People seem to be looking for other entertainment in addition to gaming. The high-octane action movie “Fast and Furious 9” grossed $70 million in its first weekend, the highest for a single movie since December 2019 (though overall box office receipts are still lower than before the pandemic). The economy as a whole is also showing positive signs, with jobs recovering and retail sales rising.
Although many small and medium-sized businesses closed last year, including Zhao’s competitor The Void, Sandbox VR plans to expand to places like Chicago, Los Angeles, San Francisco and Hong Kong. By the end of July, Shanghai and Las Vegas will be added, bringing the total number of sites to 11. The company charges $51 per person for a ticket for an hour and a half session that includes training and setup.
Lewis Ward, an analyst at IDC, said he was skeptical about many of the location-based VR companies he heard about before the pandemic, mainly because he thought it was hard to make money on something that seemed a little outlandish. But he also said the social element emphasized by companies like Sandbox could make a difference.
“The idea of a social outing with friends, reminiscent of paintball or something else, could be exciting,” Ward said. But what will matter in the long run is loyal customers. “It has to be distinctive enough to keep people coming back.”

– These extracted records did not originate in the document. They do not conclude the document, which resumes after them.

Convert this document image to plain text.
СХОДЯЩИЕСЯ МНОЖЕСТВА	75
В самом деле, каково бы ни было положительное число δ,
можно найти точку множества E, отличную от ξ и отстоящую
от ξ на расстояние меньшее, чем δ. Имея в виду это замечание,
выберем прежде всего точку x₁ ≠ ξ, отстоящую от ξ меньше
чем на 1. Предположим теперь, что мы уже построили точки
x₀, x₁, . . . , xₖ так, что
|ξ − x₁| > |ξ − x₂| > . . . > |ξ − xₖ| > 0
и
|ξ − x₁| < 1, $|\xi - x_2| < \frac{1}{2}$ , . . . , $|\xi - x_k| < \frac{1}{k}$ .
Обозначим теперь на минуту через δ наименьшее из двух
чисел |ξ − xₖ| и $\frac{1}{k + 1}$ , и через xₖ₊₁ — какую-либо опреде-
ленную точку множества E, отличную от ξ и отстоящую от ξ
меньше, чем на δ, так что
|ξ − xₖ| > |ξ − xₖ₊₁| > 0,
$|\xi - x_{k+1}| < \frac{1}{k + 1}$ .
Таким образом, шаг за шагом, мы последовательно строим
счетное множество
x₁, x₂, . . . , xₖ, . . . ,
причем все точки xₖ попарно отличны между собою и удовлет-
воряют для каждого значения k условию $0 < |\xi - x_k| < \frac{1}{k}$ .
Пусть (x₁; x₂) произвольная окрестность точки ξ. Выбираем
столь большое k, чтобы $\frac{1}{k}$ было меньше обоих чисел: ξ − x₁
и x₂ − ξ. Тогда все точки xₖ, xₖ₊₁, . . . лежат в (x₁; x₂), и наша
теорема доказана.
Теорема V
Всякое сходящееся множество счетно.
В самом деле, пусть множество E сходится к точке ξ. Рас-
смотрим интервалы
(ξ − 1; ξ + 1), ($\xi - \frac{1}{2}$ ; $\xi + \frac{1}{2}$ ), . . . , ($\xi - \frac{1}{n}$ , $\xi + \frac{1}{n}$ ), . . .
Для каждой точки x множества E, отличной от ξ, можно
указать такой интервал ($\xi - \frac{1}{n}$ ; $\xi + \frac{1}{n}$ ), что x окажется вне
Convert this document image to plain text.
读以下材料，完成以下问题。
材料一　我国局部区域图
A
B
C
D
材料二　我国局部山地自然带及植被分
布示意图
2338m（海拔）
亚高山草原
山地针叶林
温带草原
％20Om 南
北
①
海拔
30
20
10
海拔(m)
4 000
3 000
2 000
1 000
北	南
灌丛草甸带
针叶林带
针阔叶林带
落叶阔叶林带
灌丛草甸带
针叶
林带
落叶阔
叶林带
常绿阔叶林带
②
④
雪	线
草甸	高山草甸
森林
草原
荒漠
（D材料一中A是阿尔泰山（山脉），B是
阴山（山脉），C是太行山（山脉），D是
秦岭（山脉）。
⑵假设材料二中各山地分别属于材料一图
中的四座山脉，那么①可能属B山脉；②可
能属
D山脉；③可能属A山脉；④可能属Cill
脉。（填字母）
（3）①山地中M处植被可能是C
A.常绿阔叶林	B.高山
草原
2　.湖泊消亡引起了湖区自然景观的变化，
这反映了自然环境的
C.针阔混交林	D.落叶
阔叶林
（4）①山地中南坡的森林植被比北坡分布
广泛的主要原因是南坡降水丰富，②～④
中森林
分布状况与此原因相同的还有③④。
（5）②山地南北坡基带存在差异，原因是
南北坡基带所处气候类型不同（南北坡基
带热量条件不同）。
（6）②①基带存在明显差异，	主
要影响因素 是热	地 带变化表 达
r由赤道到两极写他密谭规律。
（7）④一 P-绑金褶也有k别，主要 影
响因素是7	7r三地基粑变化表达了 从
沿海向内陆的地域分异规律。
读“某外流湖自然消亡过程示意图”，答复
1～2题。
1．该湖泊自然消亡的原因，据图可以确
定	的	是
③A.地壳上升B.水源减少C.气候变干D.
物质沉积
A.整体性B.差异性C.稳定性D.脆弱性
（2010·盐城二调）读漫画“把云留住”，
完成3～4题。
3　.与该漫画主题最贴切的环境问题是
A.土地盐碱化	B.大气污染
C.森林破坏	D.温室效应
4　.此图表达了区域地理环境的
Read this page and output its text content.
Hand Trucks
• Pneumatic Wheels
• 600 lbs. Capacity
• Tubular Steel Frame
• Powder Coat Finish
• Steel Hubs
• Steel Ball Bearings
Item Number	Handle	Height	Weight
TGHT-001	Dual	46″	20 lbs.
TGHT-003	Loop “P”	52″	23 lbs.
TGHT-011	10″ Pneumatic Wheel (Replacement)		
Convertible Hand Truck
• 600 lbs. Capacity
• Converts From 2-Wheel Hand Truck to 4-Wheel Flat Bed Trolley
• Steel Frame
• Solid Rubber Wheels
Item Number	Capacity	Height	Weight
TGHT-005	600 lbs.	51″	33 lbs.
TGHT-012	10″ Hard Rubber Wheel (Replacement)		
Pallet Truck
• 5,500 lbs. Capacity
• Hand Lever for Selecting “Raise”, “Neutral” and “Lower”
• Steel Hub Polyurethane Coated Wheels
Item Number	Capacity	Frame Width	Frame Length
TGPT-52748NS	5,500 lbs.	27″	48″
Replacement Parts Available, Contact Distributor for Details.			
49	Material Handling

Last year, Sandbox VR applied for more than $754,000 in the U.S. Pandemic Wage Protection Program to essentially pay employees in the global economic shutdown. The company has also begun working under contract with other game makers to pay the bills. Zhao said he also worked with landlords and began experimenting with franchising his business. However, it eventually had to file for bankruptcy, lay off about 80 percent of its roughly 100 employees and cut the salaries of those who stayed. In March of this year, the company applied for another $241,000 PPP loan, again to cover payroll costs.
To help customers feel comfortable at the thought of wearing a headset that someone else wore at the height of the pandemic, Sandbox VR employees wear masks and gloves, and the company says it disinfects and disinfects using government-recommended disinfectants. The company also says that customers must wear masks if they have not been vaccinated; employees wear masks regardless.
Sandbox VR also initially spaced out client meetings to reduce the chance of contact between groups, and added disinfection stations for use before and after each experience.
“We wanted guests to feel like it was a safe space,” Zhao said.
He also hopes to expand the types of experiences Sandbox VR offers. Currently, there are five, ranging from a horror survival game to a futuristic one-on-one swordfight. But he’s also interested in creating games in which customers could become a wizard making magic or experience what it’s like to be a multi-armed monster. Development, he says, “will take some time.”
In the meantime, he hopes that people will continue to seek out new types of entertainment as they get used to life outside quarantine. And he believes the key will be to offer entertainment such as his in small groups.
“We don’t market ourselves as VR,” Zhao said. “We’re offering people to be in different worlds.”